I'm working on a following question:
Let $S$ be a set of students who solve maths problems. $P$ is the subset of $S$ containing all students who eat pizza while they solve problem; similarly $C$ is the subset of students who drink coffee, and $M$ is the subset of students who listen to music. Given that:
- there are $225$ students in the set $S$;
- $100$ of them eat pizza, $75$ drink coffee, and $50$ listen to music;
- $7$ students eat pizza and drink coffee, $4$ eat pizza and listen to music, while $31$ students drink coffee and listen to music;
- one student indulges in all three problem-solving stimulants, and is therefore included in all the earlier figures;
How many students are there who solve maths problems without any pizza, coffee or music?

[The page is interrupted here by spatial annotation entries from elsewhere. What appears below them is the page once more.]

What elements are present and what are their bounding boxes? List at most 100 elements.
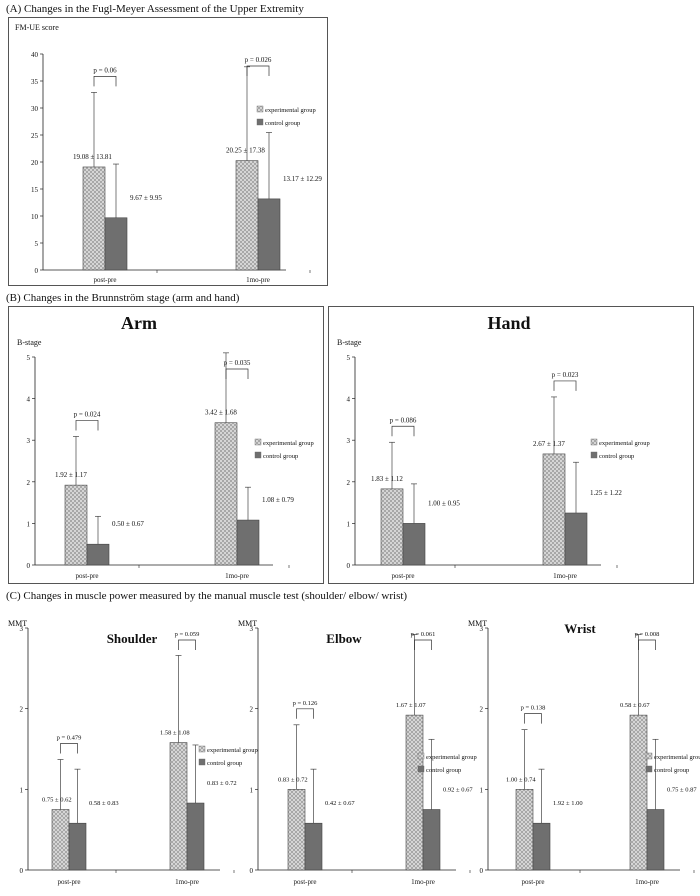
y-tick-label: 0 <box>35 267 39 275</box>
y-tick-label: 2 <box>27 479 31 487</box>
p-value-label: p = 0.023 <box>552 371 579 379</box>
data-label: 20.25 ± 17.38 <box>226 147 265 155</box>
p-value-label: p = 0.024 <box>74 410 101 418</box>
data-label: 0.92 ± 0.67 <box>443 787 473 794</box>
data-label: 1.83 ± 1.12 <box>371 475 403 483</box>
p-bracket <box>391 425 415 437</box>
legend-swatch-control <box>590 451 598 459</box>
category-label: 1mo-pre <box>246 276 270 284</box>
section-a-title: (A) Changes in the Fugl-Meyer Assessment… <box>6 3 304 15</box>
data-label: 0.58 ± 0.67 <box>620 702 650 709</box>
data-label: 0.75 ± 0.87 <box>667 787 697 794</box>
chart-fmue: FM-UE score 0 5 10 15 20 25 30 35 40 19.08 ± 13.81… <box>15 23 322 284</box>
bar-control <box>68 822 87 871</box>
bar-experimental <box>169 742 188 871</box>
p-bracket <box>296 708 314 719</box>
bar-experimental <box>405 714 424 871</box>
legend-swatch-control <box>417 765 425 773</box>
data-label: 0.42 ± 0.67 <box>325 800 355 807</box>
y-axis-label: MMT <box>238 619 257 628</box>
legend-label-experimental: experimental group <box>263 440 314 447</box>
chart-shoulder: Shoulder MMT 0 1 2 3 0.75 ± 0.62 0.58 ± 0.83 p =… <box>8 619 258 886</box>
legend-label-experimental: experimental group <box>426 754 477 761</box>
y-axis-label: MMT <box>8 619 27 628</box>
y-tick-label: 10 <box>31 213 39 221</box>
data-label: 13.17 ± 12.29 <box>283 175 322 183</box>
p-value-label: p = 0.479 <box>57 734 82 741</box>
bar-control <box>402 523 426 566</box>
y-tick-label: 2 <box>20 706 24 714</box>
y-tick-label: 35 <box>31 78 39 86</box>
category-label: 1mo-pre <box>175 878 199 886</box>
category-label: post-pre <box>58 878 81 886</box>
legend-label-control: control group <box>263 453 298 460</box>
data-label: 1.67 ± 1.07 <box>396 702 426 709</box>
bar-experimental <box>82 166 106 271</box>
chart-title: Hand <box>487 313 530 333</box>
y-tick-label: 3 <box>347 437 351 445</box>
legend-swatch-experimental <box>256 105 264 113</box>
data-label: 3.42 ± 1.68 <box>205 409 237 417</box>
p-bracket <box>178 639 196 650</box>
category-label: post-pre <box>294 878 317 886</box>
chart-wrist: Wrist MMT 0 1 2 3 1.00 ± 0.74 1.92 ± 1.00 p = 0.… <box>468 619 700 886</box>
chart-title: Wrist <box>564 621 596 636</box>
bar-control <box>532 822 551 871</box>
y-tick-label: 40 <box>31 51 39 59</box>
bar-experimental <box>214 422 238 566</box>
y-tick-label: 5 <box>27 354 31 362</box>
legend-label-experimental: experimental group <box>265 107 316 114</box>
chart-hand: Hand B-stage 0 1 2 3 4 5 1.83 ± 1.12 1.00 ± 0.95 p… <box>337 313 650 580</box>
legend-swatch-experimental <box>417 752 425 760</box>
y-tick-label: 0 <box>20 867 24 875</box>
y-tick-label: 2 <box>347 479 351 487</box>
p-bracket <box>225 368 249 379</box>
chart-elbow: Elbow MMT 0 1 2 3 0.83 ± 0.72 0.42 ± 0.67 p = 0.… <box>238 619 477 886</box>
category-label: post-pre <box>94 276 117 284</box>
data-label: 1.58 ± 1.08 <box>160 730 190 737</box>
chart-title: Elbow <box>326 631 362 646</box>
y-tick-label: 30 <box>31 105 39 113</box>
y-tick-label: 0 <box>250 867 254 875</box>
category-label: 1mo-pre <box>553 572 577 580</box>
p-value-label: p = 0.026 <box>245 56 272 64</box>
bar-control <box>104 217 128 271</box>
y-tick-label: 15 <box>31 186 39 194</box>
p-bracket <box>60 743 78 754</box>
panel-arm: Arm B-stage 0 1 2 3 4 5 1.92 ± 1.17 0.50 ± 0.67 p … <box>8 306 324 584</box>
p-bracket <box>414 639 432 650</box>
y-tick-label: 1 <box>347 520 351 528</box>
y-axis-label: MMT <box>468 619 487 628</box>
data-label: 1.25 ± 1.22 <box>590 489 622 497</box>
y-tick-label: 1 <box>480 786 484 794</box>
category-label: 1mo-pre <box>225 572 249 580</box>
y-axis-label: B-stage <box>17 338 42 347</box>
p-bracket <box>524 713 542 724</box>
bar-experimental <box>235 160 259 271</box>
y-axis-label: FM-UE score <box>15 23 59 32</box>
y-tick-label: 1 <box>20 786 24 794</box>
legend-label-control: control group <box>654 767 689 774</box>
y-tick-label: 20 <box>31 159 39 167</box>
p-value-label: p = 0.035 <box>224 359 251 367</box>
bar-control <box>257 198 281 271</box>
p-bracket <box>246 65 270 76</box>
p-bracket <box>553 380 577 391</box>
category-label: 1mo-pre <box>635 878 659 886</box>
y-tick-label: 0 <box>480 867 484 875</box>
y-tick-label: 3 <box>27 437 31 445</box>
y-tick-label: 1 <box>27 520 31 528</box>
y-tick-label: 2 <box>480 706 484 714</box>
legend-swatch-control <box>256 118 264 126</box>
y-tick-label: 3 <box>20 625 24 633</box>
y-tick-label: 4 <box>27 396 31 404</box>
section-b-title: (B) Changes in the Brunnström stage (arm… <box>6 292 240 304</box>
legend-label-control: control group <box>599 453 634 460</box>
category-label: post-pre <box>522 878 545 886</box>
y-tick-label: 5 <box>347 354 351 362</box>
data-label: 1.92 ± 1.17 <box>55 471 87 479</box>
bar-experimental <box>542 453 566 566</box>
legend-label-experimental: experimental group <box>654 754 700 761</box>
data-label: 0.75 ± 0.62 <box>42 797 72 804</box>
legend-swatch-experimental <box>645 752 653 760</box>
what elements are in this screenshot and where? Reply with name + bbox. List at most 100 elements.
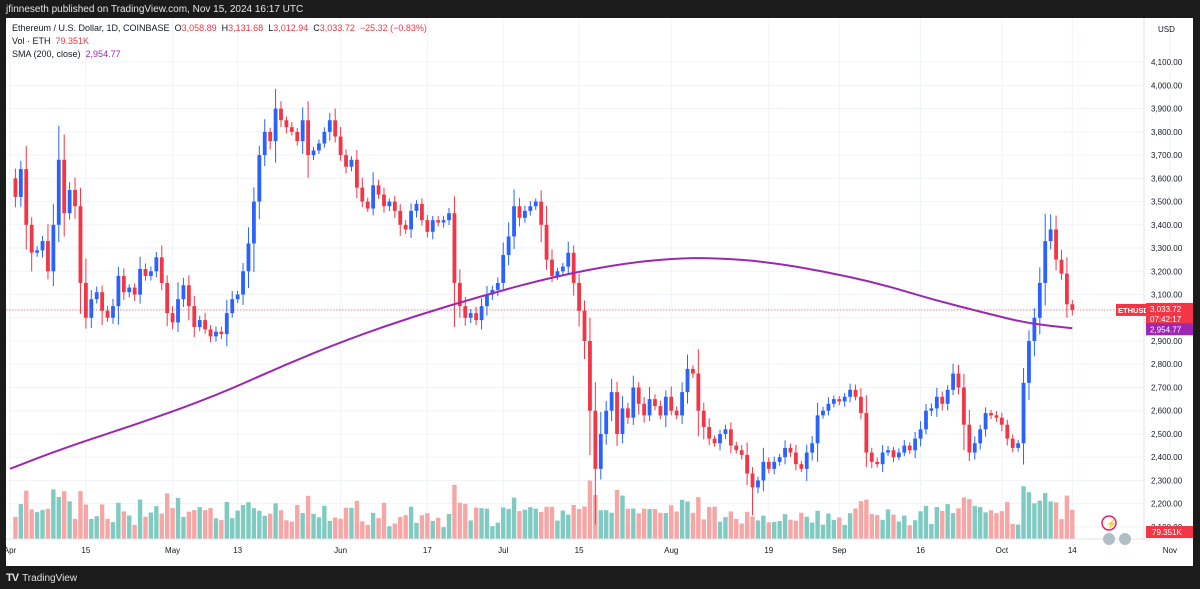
currency-label: USD <box>1158 25 1175 34</box>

I have calculated how many students do each of them (but only one) and from there the answer the the question as follows: $$\#(P \setminus M \setminus C) = 100 - 6 - 4 +1 = 91\\ \#(C \setminus P \setminus M) = 75 - 6 -30 +1 = 40 \\ \#(M \setminus P \setminus C) = 50 - 3 -30 +1 = 18$$ ($\#(P \setminus M \setminus C) = 100 - 6 - 4 + 1 = 91$ because there are 100 people who eat pizza, 7 of which have pizza and coffee (minus 1 that does all three), 4 that have pizza with music (minus 1 that does all three) and the one that does all).
Then, $\#(S \setminus P \setminus C \setminus M) = 225 - 90 - 40 - 18 - 6 - 3 - 30-1=35$ (#S - #(only P) - #(only C) - #(only M) - ...).
I have a feeling that this is either wrong or done in a horribly wrong way. IS it correct/is there any other way?